Son beau-père confirme les faits au Times of Israël qui l’a contacté. Présent sur les lieux, il explique avoir protégé son gendre : « je me suis interposé entre les deux hommes. J’ai attrapé le bras de l’agresseur qui tenait le couteau pour l’empêcher d’agir. Je l’ai vu, ce couteau, » affirme-t-il.

« C’était un couteau pliant dans son étui. Quand la police est arrivée, ma femme leur a dit qu’il avait rangé son couteau dans la portière de sa voiture, mais ils ne l’ont pas cherché. Ils nous ont dit qu’ils n’avaient pas l’autorisation ! ».

Le service presse de la mairie affirme que les policiers ont fouillé l’homme sans trouver de traces du couteau. Mais il ne précise rien quant à une fouille de sa voiture par la police.

« Il était très insultant, il cherchait la bagarre » ajoute le beau-père d’Olivier qui décrit un individu au comportement de « voyou ». Je lui ai dit d’appeler la police pour qu’on règle cette affaire.

« Mais le plus fort, continue David H., c’est que, lorsque la police est arrivée, cet homme, qui a couru autour de mon gendre quelques minutes auparavant, a sorti une canne et s’est appuyé contre sa femme. Je lui ai dit, ‘tout à l’heure vous courriez comme un chevreuil, arrêtez votre cinéma il y a des caméras partout’. Je pense que la police ne s’est pas laissée bluffer ».

La victime a d’ailleurs demandé à la police de pouvoir visionner les enregistrements des caméras de vidéo-surveillance de la ville de Cannes, considérée comme la municipalité la plus fournie de France en la matière. Ainsi Cannes fêtait en 2016, la pose de sa 500e caméra de video-surveillance indique Nice-Matin.

Quand il arrive au commissariat en début d’après-midi le jour même pour porter plainte, Olivier B. croise son agresseur à l’accueil.

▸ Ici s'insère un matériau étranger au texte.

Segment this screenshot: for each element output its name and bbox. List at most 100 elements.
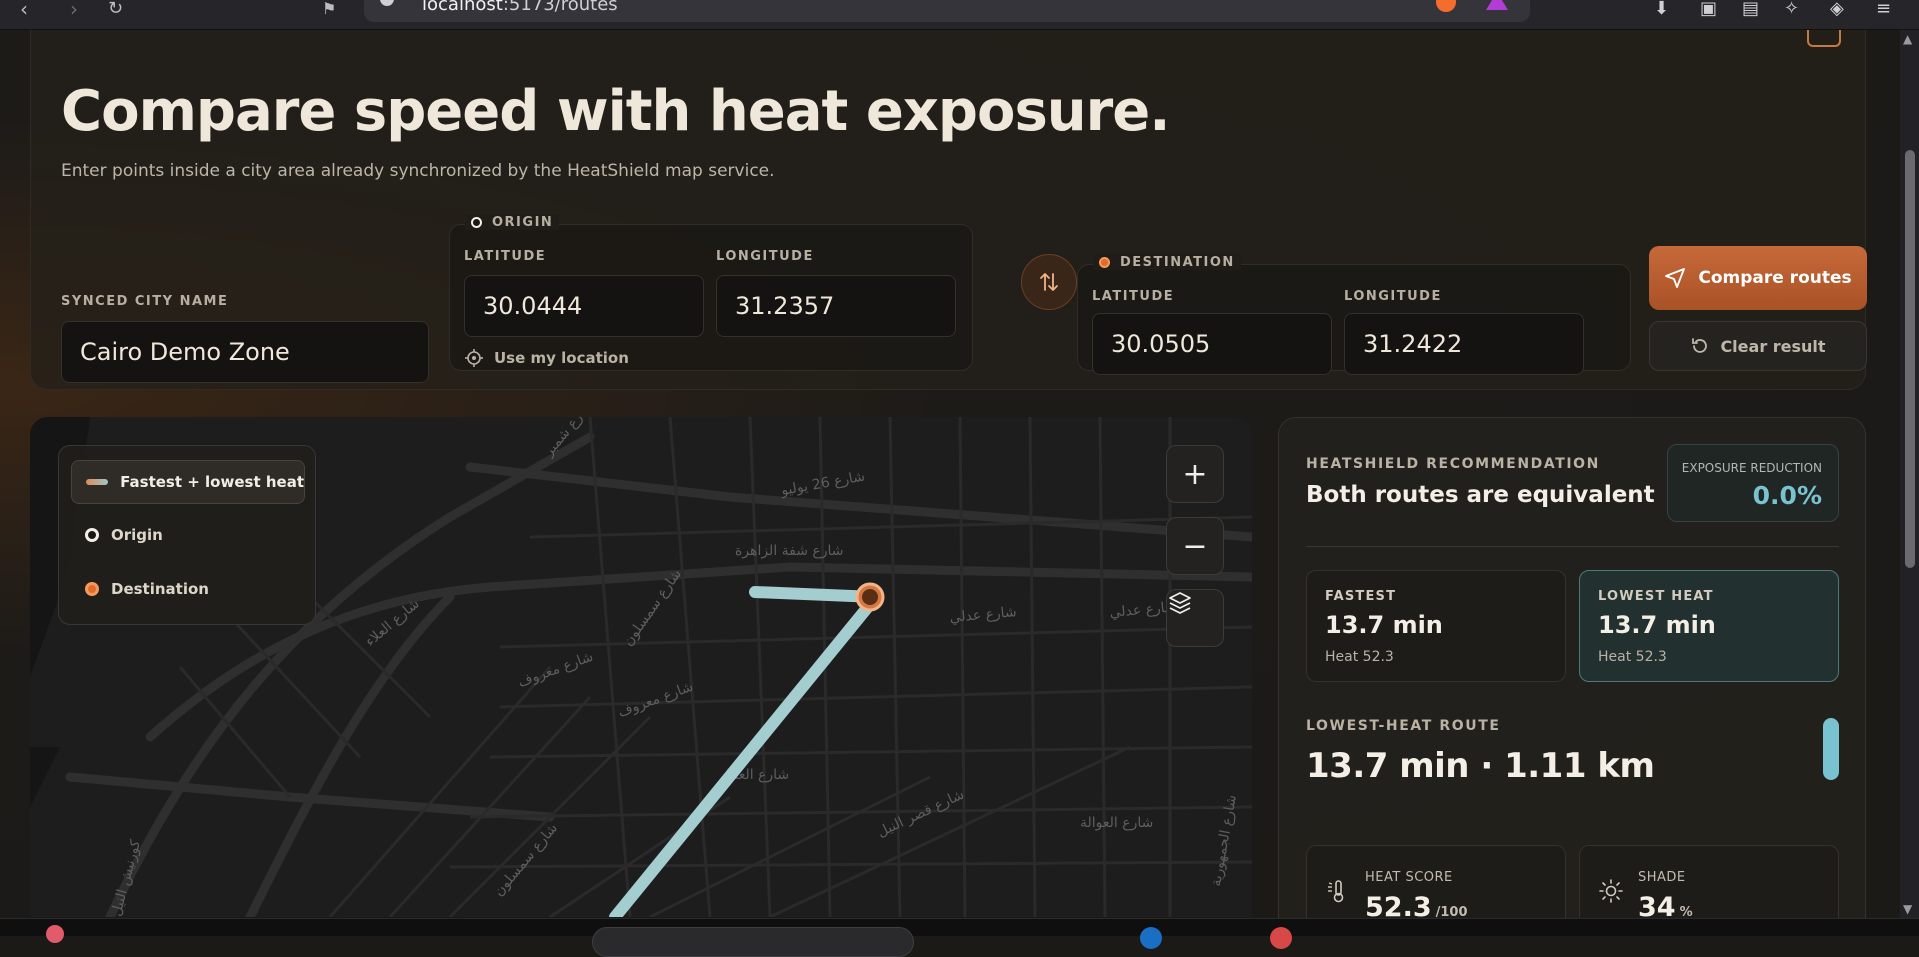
- minus-icon: −: [1182, 528, 1208, 564]
- origin-dot-icon: [471, 217, 482, 228]
- rewards-icon[interactable]: [1486, 0, 1508, 10]
- origin-lon-label: LONGITUDE: [716, 249, 814, 264]
- origin-lon-input[interactable]: 31.2357: [716, 275, 956, 337]
- taskbar-app-icon[interactable]: [1270, 927, 1292, 949]
- extensions-icon[interactable]: ✧: [1784, 0, 1799, 19]
- scroll-thumb[interactable]: [1905, 150, 1915, 568]
- dest-lat-label: LATITUDE: [1092, 289, 1175, 304]
- legend-origin-row: Origin: [85, 526, 163, 544]
- reduction-label: EXPOSURE REDUCTION: [1681, 461, 1822, 475]
- fastest-heat: Heat 52.3: [1325, 649, 1394, 665]
- swap-vertical-icon: [1040, 273, 1058, 291]
- lowest-heat-score: Heat 52.3: [1598, 649, 1667, 665]
- scroll-down-icon[interactable]: ▼: [1903, 902, 1912, 916]
- menu-icon[interactable]: ≡: [1876, 0, 1891, 19]
- clear-result-button[interactable]: Clear result: [1649, 321, 1867, 371]
- route-color-indicator: [1823, 718, 1839, 780]
- legend-destination-label: Destination: [111, 580, 209, 598]
- wallet-icon[interactable]: ▤: [1742, 0, 1759, 19]
- weather-badge-icon[interactable]: [46, 925, 64, 943]
- site-info-icon[interactable]: [380, 0, 394, 6]
- origin-lat-label: LATITUDE: [464, 249, 547, 264]
- page-scrollbar[interactable]: ▲ ▼: [1900, 30, 1919, 918]
- city-label: SYNCED CITY NAME: [61, 294, 229, 309]
- fastest-value: 13.7 min: [1325, 611, 1443, 639]
- sun-icon: [1599, 879, 1623, 903]
- panel-kicker: HEATSHIELD RECOMMENDATION: [1306, 456, 1600, 472]
- vpn-icon[interactable]: ◈: [1830, 0, 1844, 19]
- destination-group: LATITUDE 30.0505 LONGITUDE 31.2422: [1077, 264, 1631, 375]
- route-map[interactable]: شارع 26 يوليو شارع شفة الزاهرة شارع سمسل…: [30, 417, 1252, 917]
- forward-icon[interactable]: ›: [70, 0, 78, 19]
- shade-label: SHADE: [1638, 870, 1686, 885]
- clear-result-label: Clear result: [1720, 336, 1826, 356]
- dest-lon-label: LONGITUDE: [1344, 289, 1442, 304]
- taskbar-app-icon[interactable]: [1140, 927, 1162, 949]
- use-location-label: Use my location: [494, 349, 629, 367]
- origin-title: ORIGIN: [465, 215, 560, 230]
- scroll-up-icon[interactable]: ▲: [1903, 32, 1912, 46]
- panel-divider: [1306, 546, 1839, 547]
- map-legend: Fastest + lowest heat Origin Destination: [58, 445, 316, 625]
- fastest-route-card[interactable]: FASTEST 13.7 min Heat 52.3: [1306, 570, 1566, 682]
- bookmark-icon[interactable]: ⚑: [322, 0, 336, 18]
- profile-corner-button[interactable]: [1807, 30, 1841, 47]
- use-location-button[interactable]: Use my location: [464, 348, 629, 368]
- layers-button[interactable]: [1166, 589, 1224, 647]
- legend-destination-row: Destination: [85, 580, 209, 598]
- destination-marker-core: [862, 589, 878, 605]
- page-title: Compare speed with heat exposure.: [61, 79, 1171, 144]
- heat-score-value: 52.3/100: [1365, 892, 1468, 918]
- legend-origin-label: Origin: [111, 526, 163, 544]
- dest-lat-input[interactable]: 30.0505: [1092, 313, 1332, 375]
- shade-value: 34%: [1638, 892, 1693, 918]
- url-text: localhost:5173/routes: [422, 0, 618, 15]
- heat-score-label: HEAT SCORE: [1365, 870, 1453, 885]
- legend-route-chip[interactable]: Fastest + lowest heat: [71, 460, 305, 504]
- lowest-heat-route-card[interactable]: LOWEST HEAT 13.7 min Heat 52.3: [1579, 570, 1839, 682]
- shade-number: 34: [1638, 892, 1676, 918]
- route-form-card: Compare speed with heat exposure. Enter …: [30, 30, 1867, 390]
- address-bar[interactable]: localhost:5173/routes: [364, 0, 1530, 22]
- layers-icon: [1169, 592, 1191, 614]
- page-subtitle: Enter points inside a city area already …: [61, 161, 775, 181]
- taskbar-search[interactable]: [592, 927, 914, 957]
- destination-title-label: DESTINATION: [1120, 255, 1235, 270]
- route-summary-value: 13.7 min · 1.11 km: [1306, 746, 1655, 786]
- dest-lon-input[interactable]: 31.2422: [1344, 313, 1584, 375]
- sidebar-icon[interactable]: ▣: [1700, 0, 1717, 19]
- zoom-out-button[interactable]: −: [1166, 517, 1224, 575]
- city-input[interactable]: Cairo Demo Zone: [61, 321, 429, 383]
- reload-icon[interactable]: ↻: [108, 0, 123, 18]
- reduction-value: 0.0%: [1752, 481, 1822, 510]
- recommendation-panel: HEATSHIELD RECOMMENDATION Both routes ar…: [1278, 417, 1866, 918]
- back-icon[interactable]: ‹: [20, 0, 28, 19]
- origin-lat-input[interactable]: 30.0444: [464, 275, 704, 337]
- navigation-arrow-icon: [1665, 268, 1686, 288]
- download-icon[interactable]: ⬇: [1654, 0, 1669, 19]
- compare-routes-button[interactable]: Compare routes: [1649, 246, 1867, 310]
- shade-unit: %: [1679, 905, 1693, 918]
- heat-score-unit: /100: [1435, 905, 1468, 918]
- os-taskbar: [0, 918, 1919, 957]
- shade-card: SHADE 34%: [1579, 845, 1839, 918]
- street-label: شارع العوالة: [1080, 815, 1153, 831]
- page-content: Compare speed with heat exposure. Enter …: [0, 30, 1900, 918]
- plus-icon: +: [1182, 456, 1208, 492]
- destination-title: DESTINATION: [1093, 255, 1241, 270]
- brave-shield-icon[interactable]: [1436, 0, 1456, 12]
- swap-button[interactable]: [1021, 254, 1077, 310]
- origin-title-label: ORIGIN: [492, 215, 554, 230]
- browser-toolbar: ‹ › ↻ ⚑ localhost:5173/routes ⬇ ▣ ▤ ✧ ◈ …: [0, 0, 1919, 30]
- zoom-in-button[interactable]: +: [1166, 445, 1224, 503]
- crosshair-icon: [465, 349, 483, 367]
- heat-score-card: HEAT SCORE 52.3/100: [1306, 845, 1566, 918]
- street-label: شارع شفة الزاهرة: [735, 543, 844, 559]
- heat-score-number: 52.3: [1365, 892, 1432, 918]
- exposure-reduction-card: EXPOSURE REDUCTION 0.0%: [1667, 444, 1839, 522]
- lowest-heat-value: 13.7 min: [1598, 611, 1716, 639]
- thermometer-icon: [1328, 880, 1344, 903]
- lowest-heat-label: LOWEST HEAT: [1598, 589, 1714, 604]
- fastest-label: FASTEST: [1325, 589, 1397, 604]
- origin-group: LATITUDE 30.0444 LONGITUDE 31.2357 Use m…: [449, 224, 973, 371]
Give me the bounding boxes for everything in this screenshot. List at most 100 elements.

« En arrivant, il a fait comme s’il connaissait du monde dans le commissariat. Il a lancé aux policiers : ‘est-ce qu’un tel est là ? ».

Au commissariat Olivier B. redemande à visionner les vidéos, mais l’officier lui rétorque qu’elles ne devraient être disponibles qu’après le dépôt de la plainte.

Selon la mairie de Cannes, « Olivier B. ne peut avoir accès aux caméras de surveillance, seul le commissaire peut en faire la demande avec accord du parquet ».

Olivier B. a été convoqué vendredi 18 août au commissariat de Cannes : la police voulait éclaircir quelques détails de l’incident avec lui et lui proposer une confrontation avec son agresseur, ce qu’il a refusé sur conseil de son avocat.